Foram todos para um quarto escondido ao fundo de um corredor estreito e escuro. A divisão tinha uma mobília bastante peculiar: pedaços de madeira espalhados pelo chão decorados com uma camada cinzenta de pó, cantos das paredes embelezados com enormes teias de aranha, janelas recheadas com cortinas de cartão, etc.
−Meus queridos, venham cá! Vocês sabem muito bem que eu só fico um bocadinho chateada com o vosso pai às vezes, mas já passou!−Parecia descontraída e parecia ouvir-se o som de uma faca a deslizar por uma parede ao longe.
O menino olhou para a menina que olhou para o seu relógio e de seguida voltou-se para o irmão abanando a cabeça.
A Rapariga colocou o seu ouvido contra a porta. Não ouviu nada... esperem... ouviu sim! Ouviu os passos da mãe a irem para cada vez mais longe, ouviu o suspiro dela ao sentar-se na cadeira da cozinha e ainda conseguia ouvir aquele nem tão amado violino.
O menino e a menina encostaram-se a paredes opostas. O menino fazia riscos no chão prateado e a menina ficava a olhar fixamente para o relógio que tinha no pulso até o braço se cansar e até ela voltar a ficar obcecada com as horas.
Amanheceu. O menino parou de desenhar os seus riscos e a menina finalmente baixou o braço; olharam um para o outro e acenaram. A Rapariga sai do seu transe e também do seu lugar encostada à porta. A menina abriu-a devagar de forma a não fazer barulho, no entanto ela e o irmão saíram abruptamente sem se preocupar com o barulho que antes a menina parecia querer guardar numa garrafa mágica que o transformasse em silêncio absoluto. A Rapariga permaneceu quieta, ouvindo os passos despreocupados dos irmãos seguidos pelo som de cordas a roçar na roupa deles e na madeira das cadeiras da cozinha.
O menino teve a sua cabeça perto e de seguida longe da parede varias vezes; ele não berrava, mas mesmo de longe a Rapariga conseguia ouvir o seu sofrimento lento, pesaroso e recheado a sangue o qual estava mais presente na própria parede do que no menino; afinal paredes precisam de sangue, meninos não.
Depois foi a vez da menina. Ela sequer chorou, sequer murmurou, sequer piscou, sequer respirou. Deixou-se morrer como nunca estivesse estado viva, tal e qual ao pai e ao irmão.
A Rapariga foi para a cozinha.
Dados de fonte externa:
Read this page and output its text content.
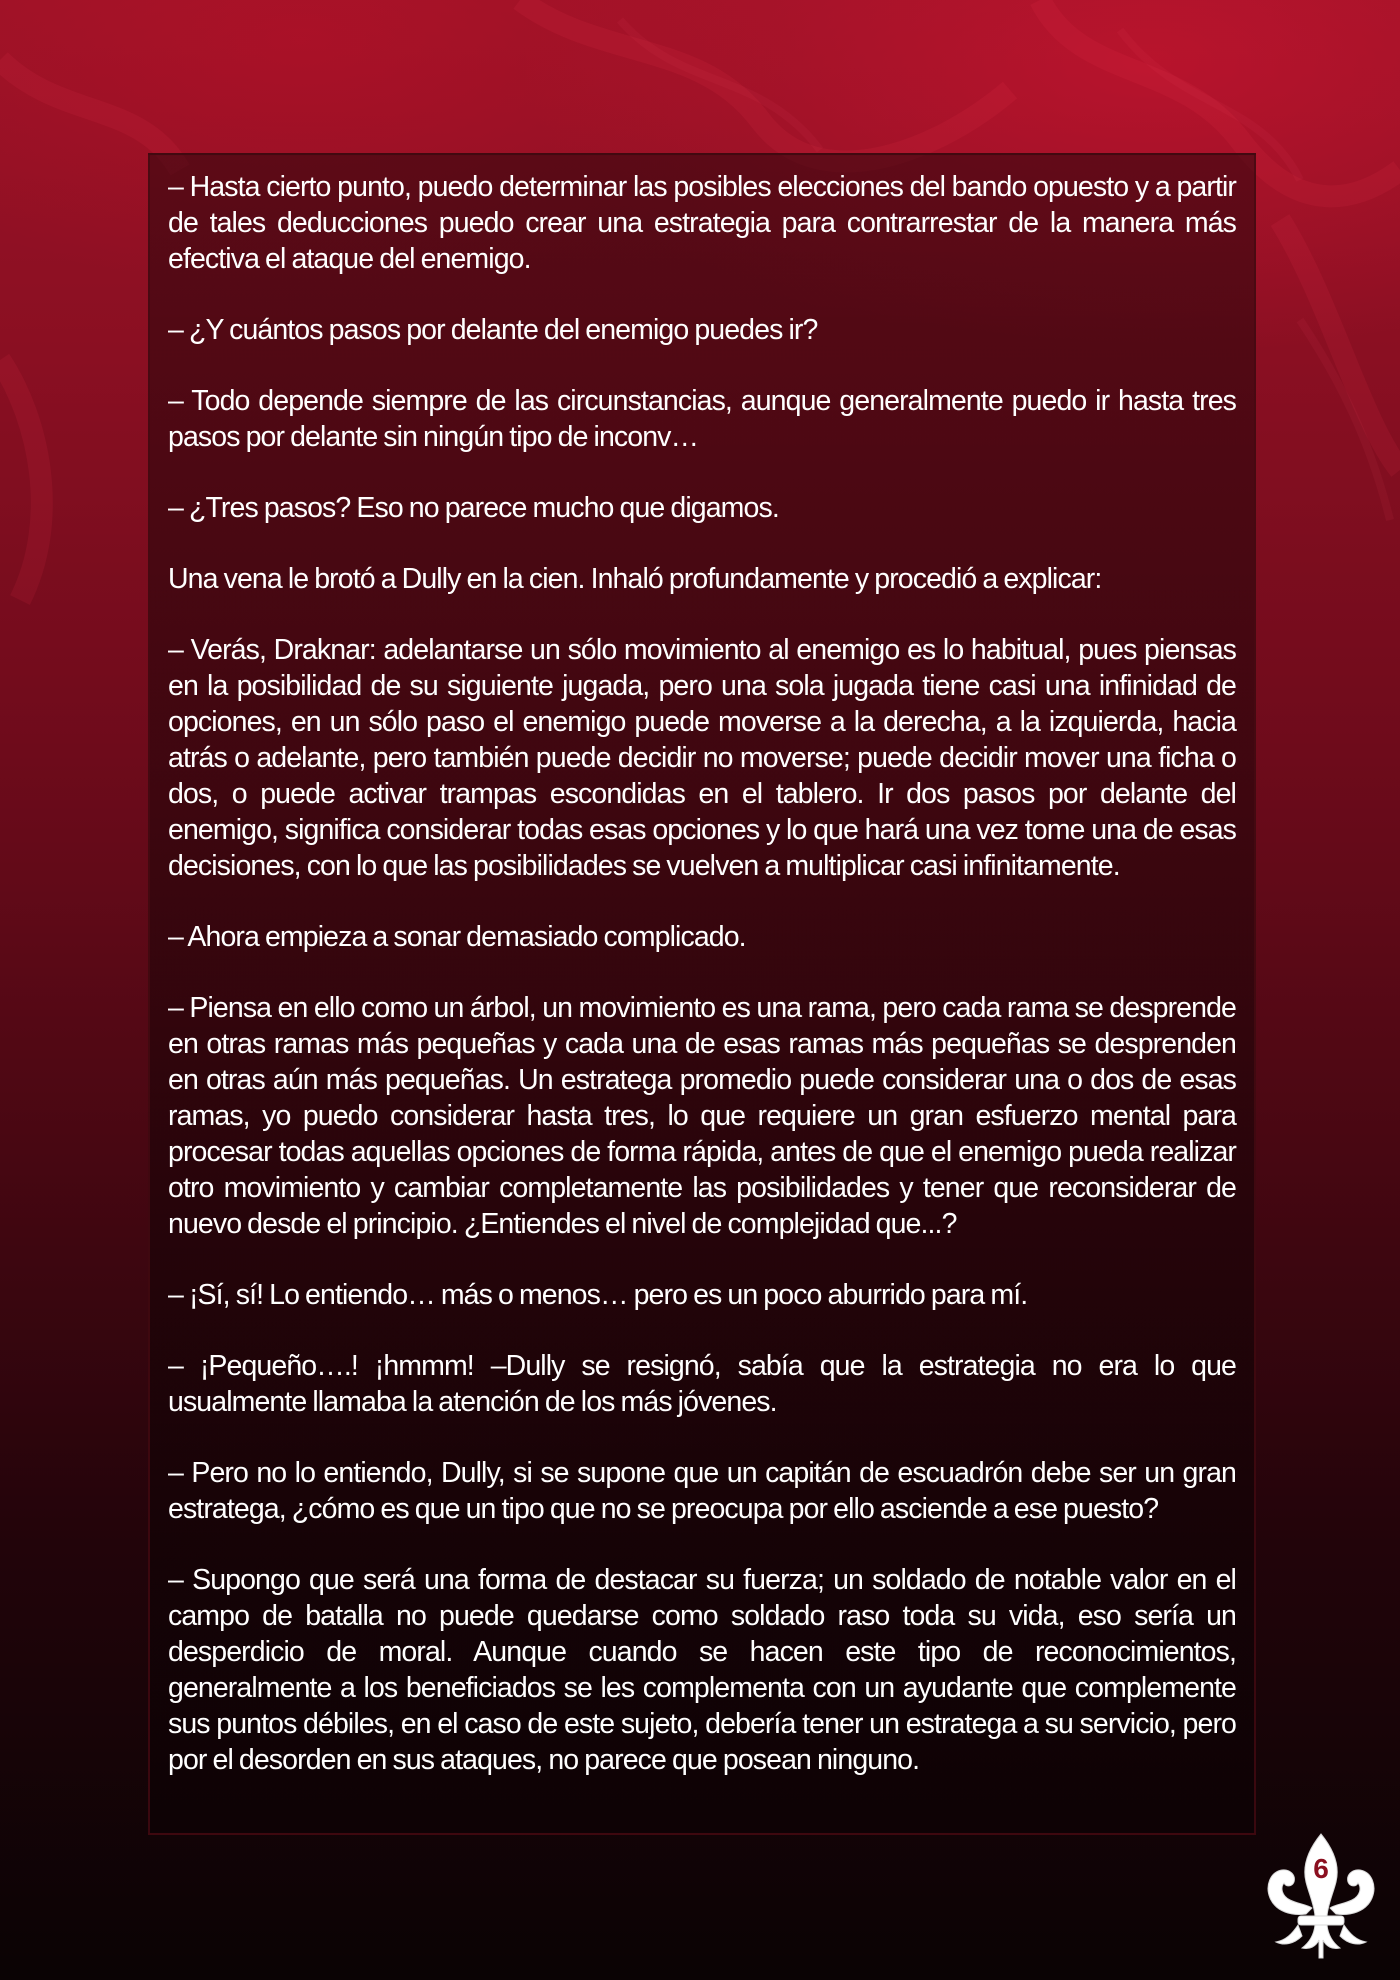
– Hasta cierto punto, puedo determinar las posibles elecciones del bando opuesto y a partir de tales deducciones puedo crear una estrategia para contrarrestar de la manera más efectiva el ataque del enemigo.

– ¿Y cuántos pasos por delante del enemigo puedes ir?

– Todo depende siempre de las circunstancias, aunque generalmente puedo ir hasta tres pasos por delante sin ningún tipo de inconv…

– ¿Tres pasos? Eso no parece mucho que digamos.

Una vena le brotó a Dully en la cien. Inhaló profundamente y procedió a explicar:

– Verás, Draknar: adelantarse un sólo movimiento al enemigo es lo habitual, pues piensas en la posibilidad de su siguiente jugada, pero una sola jugada tiene casi una infinidad de opciones, en un sólo paso el enemigo puede moverse a la derecha, a la izquierda, hacia atrás o adelante, pero también puede decidir no moverse; puede decidir mover una ficha o dos, o puede activar trampas escondidas en el tablero. Ir dos pasos por delante del enemigo, significa considerar todas esas opciones y lo que hará una vez tome una de esas decisiones, con lo que las posibilidades se vuelven a multiplicar casi infinitamente.

– Ahora empieza a sonar demasiado complicado.

– Piensa en ello como un árbol, un movimiento es una rama, pero cada rama se desprende en otras ramas más pequeñas y cada una de esas ramas más pequeñas se desprenden en otras aún más pequeñas. Un estratega promedio puede considerar una o dos de esas ramas, yo puedo considerar hasta tres, lo que requiere un gran esfuerzo mental para procesar todas aquellas opciones de forma rápida, antes de que el enemigo pueda realizar otro movimiento y cambiar completamente las posibilidades y tener que reconsiderar de nuevo desde el principio. ¿Entiendes el nivel de complejidad que...?

– ¡Sí, sí! Lo entiendo… más o menos… pero es un poco aburrido para mí.

– ¡Pequeño….! ¡hmmm! –Dully se resignó, sabía que la estrategia no era lo que usualmente llamaba la atención de los más jóvenes.

– Pero no lo entiendo, Dully, si se supone que un capitán de escuadrón debe ser un gran estratega, ¿cómo es que un tipo que no se preocupa por ello asciende a ese puesto?

– Supongo que será una forma de destacar su fuerza; un soldado de notable valor en el campo de batalla no puede quedarse como soldado raso toda su vida, eso sería un desperdicio de moral. Aunque cuando se hacen este tipo de reconocimientos, generalmente a los beneficiados se les complementa con un ayudante que complemente sus puntos débiles, en el caso de este sujeto, debería tener un estratega a su servicio, pero por el desorden en sus ataques, no parece que posean ninguno.

6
A mãe estava a comer sopa e quando a viu apenas ergueu os olhos e continuou a comer. Enquanto isso observou o corpo do homem, aquele quadro ensanguentado de moldura feito a partir de bocados de pratos. Viu também o menino encostado à parede; uma pintura espantosa, com o vermelho em destaque e uma ilusão muito realista de profundidade em certas partes do crânio, o que desculpava a falta de moldura. Por fim viu a menina, que estava toda encarnada, com parte dos ossos e todos os músculos à mostra sem sequer um pedacinho de pele a tapar-lhe o corpo; este, no entanto, já tinha moldura: um círculo oval de pele que quase parecia protegê-la. Completou lindamente a obra.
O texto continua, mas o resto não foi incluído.